In many cases where financial contributions are sought, many local planning authorities without a CIL schedule have simply "carried on regardless". Permissions continue to be granted and "pooled" funds collected. One risk to a developer is the potential for challenge - which is a possibility but, arguably, easily rectified by the council withdrawing any such request for contributions through a Deed of Variation to the Section 106 agreement.
However, the interaction of CIL and the Section 106 agreement regime, does cause problems in certain instances, particularly where contributions do need to be made to ensure the impact caused by the development proposal is adequately mitigated.
This is because the National Planning Policy Framework (paragraph 118) directs the decision maker to refuse planning permission in circumstances where impact is not adequately mitigated. Even where an area wide strategy has been adopted by a council and mitigation measures are set up, Regulation 123 and the advice in NPPF paragraph 118, may still result in a refusal.
For example, if there has been more than five previous payment obligations towards mitigation measures where there is significant impact on a protected habitat from other development in the area, this has led to subsequent applications being refused.

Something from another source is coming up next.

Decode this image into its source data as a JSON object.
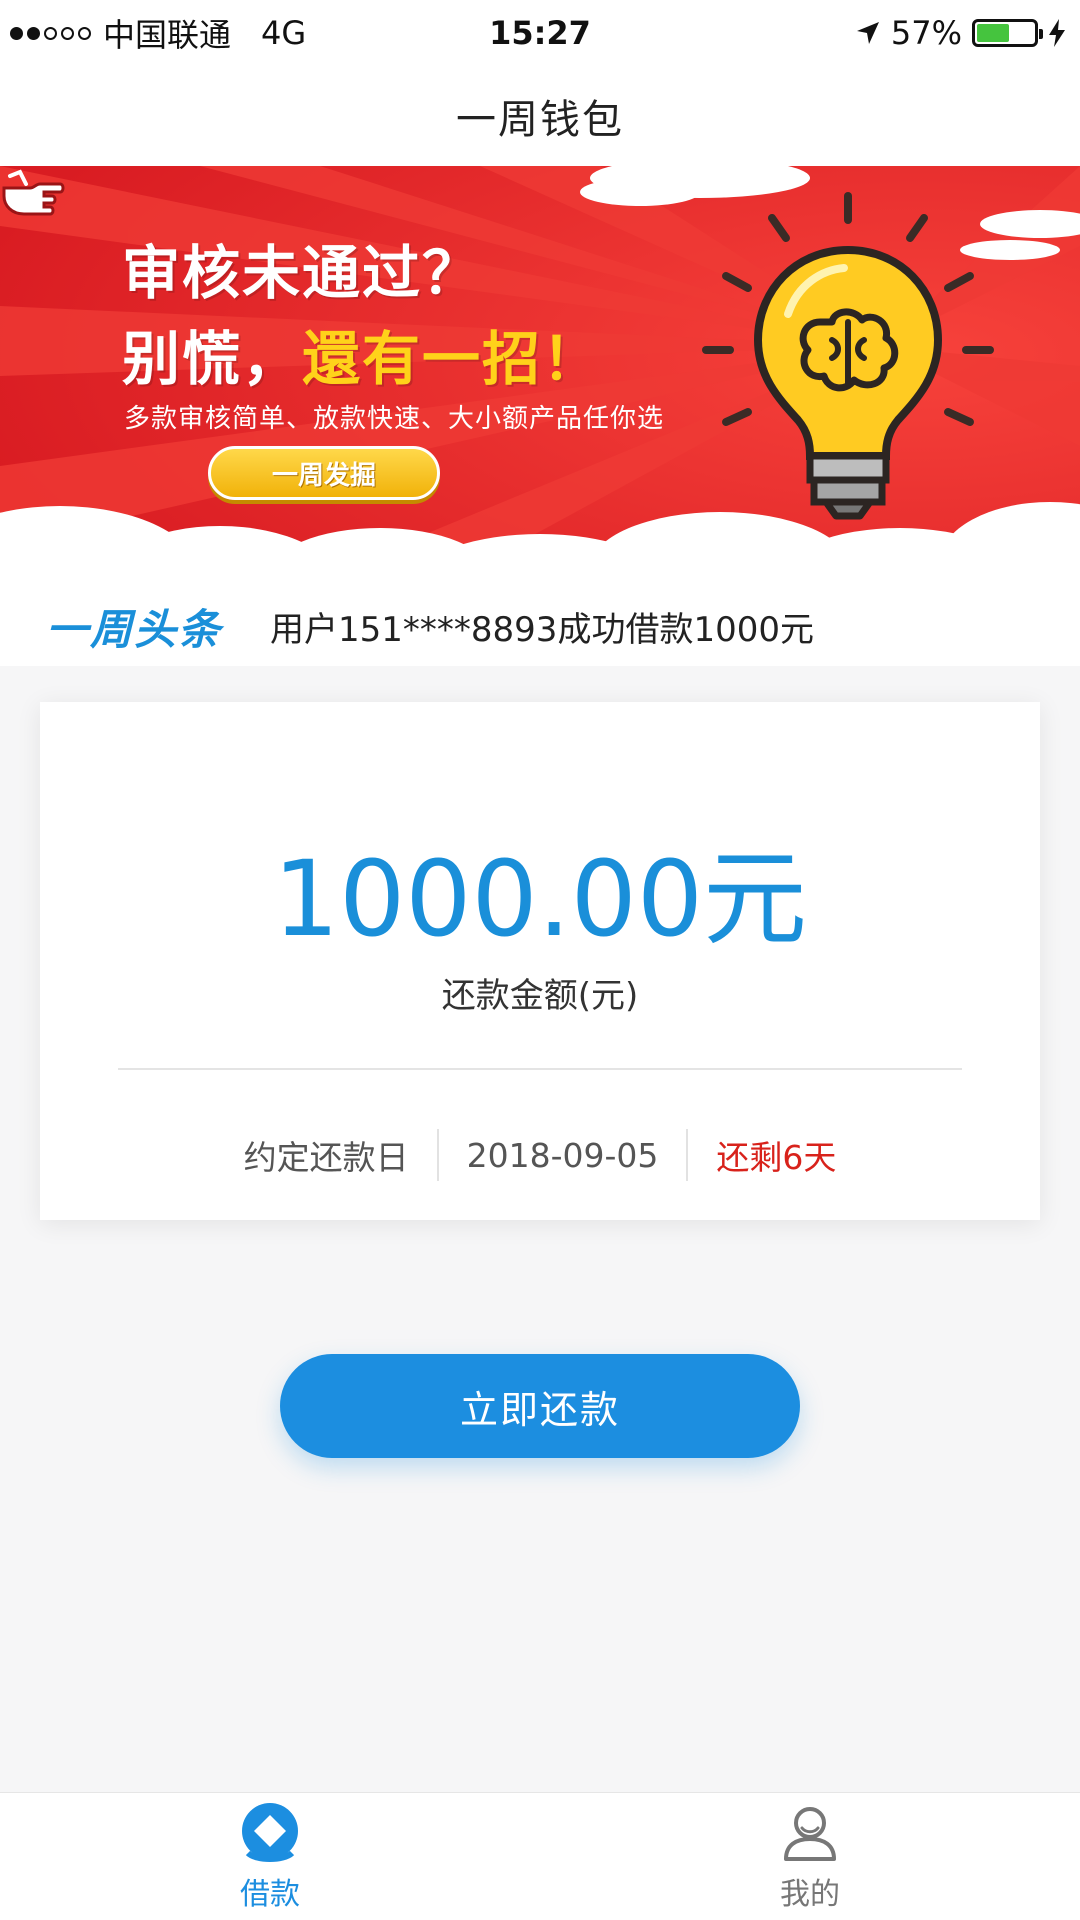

This is because the 'sixth' and subsequent contributions cannot be taken into account for the purposes of granting planning permission. This has the effect of leaving the applicant with no mechanism for adequately mitigating the impact of its development on the protected habitat.

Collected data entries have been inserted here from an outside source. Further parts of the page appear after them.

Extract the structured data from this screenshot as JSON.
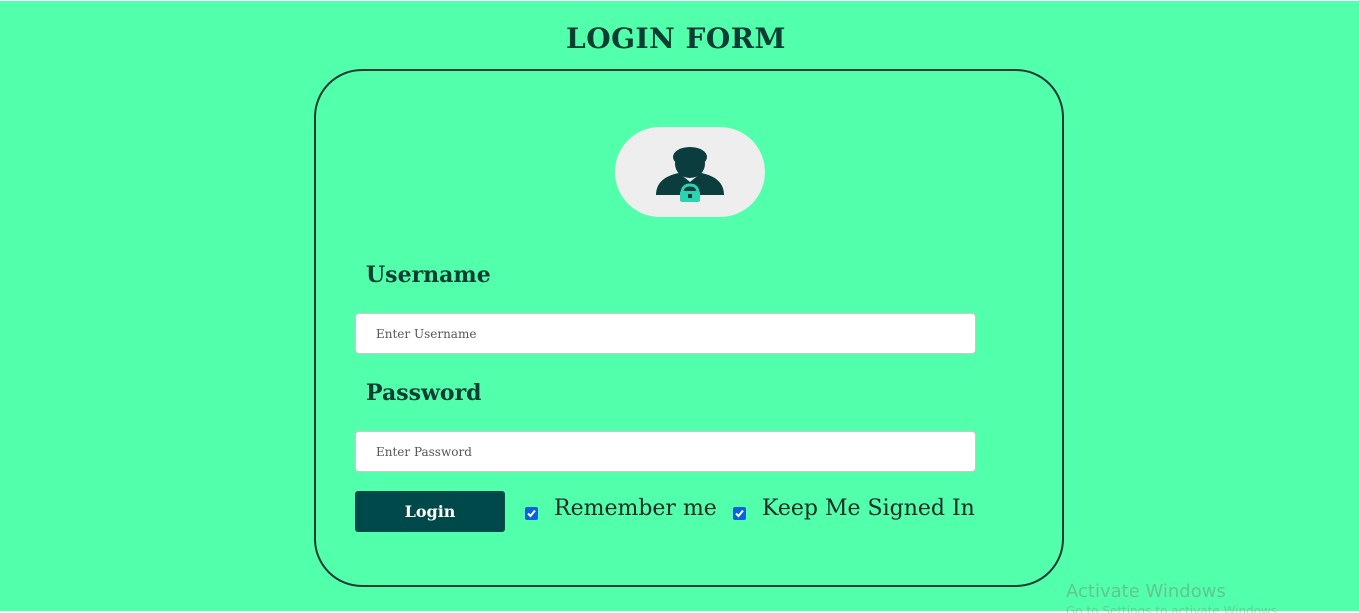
{
  "page": {
    "title": "LOGIN FORM",
    "background_color": "#52ffaa",
    "accent_color": "#00494a"
  },
  "avatar": {
    "icon": "user-lock-icon"
  },
  "form": {
    "username_label": "Username",
    "username_placeholder": "Enter Username",
    "username_value": "",
    "password_label": "Password",
    "password_placeholder": "Enter Password",
    "password_value": "",
    "login_label": "Login",
    "remember_label": "Remember me",
    "remember_checked": true,
    "keep_signed_label": "Keep Me Signed In",
    "keep_signed_checked": true
  },
  "os_watermark": {
    "title": "Activate Windows",
    "subtitle": "Go to Settings to activate Windows."
  }
}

The Home Builders Federation have suggested in their response to the Community Infrastructure Levy Review Panel's questionnaire that the restrictions on pooled contributions ought to be repealed. That would solve the problem highlighted above, however, it may very well invite the mass rejection of CIL schedules in favour of the "old fashioned" pre-CIL Section 106 agreement regime? No doubt the review will find some middle ground and hopefully it will suggest amendments allowing local authorities to recover some, if not all, of their "pooled contributions" through section 106 agreements.
The Review Panel enters into the oral evidence sessions and meetings through January and February 2016 with a report to Ministers sometime in March/April.